Çok güzel konuları dile getirdiğiniz için ALLAH razı olsun Rabbim gayretinizi artırsın diyor
ALLAH a emanet ediyorum Selamlarımla Osman AKSOY
osman aksoy tarafından 7/7/2012 12:55:30 AM zamanında düzenlenmiştir.
boynu bükük..
kim bilir belki de böylesi daha iyidir ne dersiniz
baksanıza, bir dili savunurken, kullandığımız dili (adı muziplik olsa da) katledebiliyoruz
öyle ya
bu katledilen dil osmanlıca da olabilirdi
şükür o dondurulmuş kelimeleriyle meraklısını bekliyor
osmanlıcayı anlamak boynumuzun borcu bir torun olarak
öylesine uzaklaştık ki başka bir dilmiş gibi bakar olduk osmanlıcaya
ah biz
ah
YAZI YOLCUSU
Lâ'l Sâye Bân "ah biz aah" şu üç kelimeniz konunun özeti gibi çok şey anlatmış zaten..
Avrupalılar öğrencilerine Shakesper’e, Milton’a, Schiller’e, Voltaire’e dair okullarında ders okuturlarken bu zatların kitaplarının orijinallerinin tamamını isterler onlardan.
Bugün bir türk gencine bir Fuzûlî, bir Nâmia , bir Nesîmî bir Nedîm okumak zul gelir..Bir çoğu okuyamaz.Kaldı ki dilimize çevirilerine bile vâkıf değiller ki .
İnanın bir çoğu bu eserlerin arasında a'mâ bir seyyâh gibi dolaşır durur da bu muhteşem eserlerlerin lezzetiinden bir tat bulaşmaz gönlünün damağına..
Ve esefle tanık olduğumuz üzre kendi tarihinie atasına, diline, edebiyatına velhâsıl kendine yabancı , kodlarına işlenmiş komleks aşısıyla âvâre âvâre dolaşır durur..Ne yazuk ki teşhisim bu..

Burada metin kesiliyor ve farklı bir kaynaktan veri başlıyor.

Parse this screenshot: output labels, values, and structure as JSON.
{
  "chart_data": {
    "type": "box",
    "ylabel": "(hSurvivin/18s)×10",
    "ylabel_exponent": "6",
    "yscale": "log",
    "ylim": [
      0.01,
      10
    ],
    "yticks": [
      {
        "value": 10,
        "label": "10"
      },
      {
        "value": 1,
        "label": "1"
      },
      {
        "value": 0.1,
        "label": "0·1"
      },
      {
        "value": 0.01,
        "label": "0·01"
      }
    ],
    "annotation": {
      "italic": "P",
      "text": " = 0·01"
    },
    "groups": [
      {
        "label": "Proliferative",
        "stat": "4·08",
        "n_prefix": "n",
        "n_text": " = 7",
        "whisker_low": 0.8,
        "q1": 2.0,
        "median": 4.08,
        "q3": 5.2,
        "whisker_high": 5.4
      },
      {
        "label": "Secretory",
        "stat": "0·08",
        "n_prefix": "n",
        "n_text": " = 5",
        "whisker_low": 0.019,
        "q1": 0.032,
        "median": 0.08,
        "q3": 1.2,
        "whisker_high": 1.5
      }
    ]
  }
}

Haa tedaviye gelince Bu Milli Eğitimin görevi .Bizler hasbelkader üzerimize düşen görevi yapmaya çalışan minik karıcalar misâli bu yangına su taşımaya çalışan gönüllü neferler olabiliyoruz ancak....
Teşekkürler efendim ilginize ve anlamlı yorumunuza...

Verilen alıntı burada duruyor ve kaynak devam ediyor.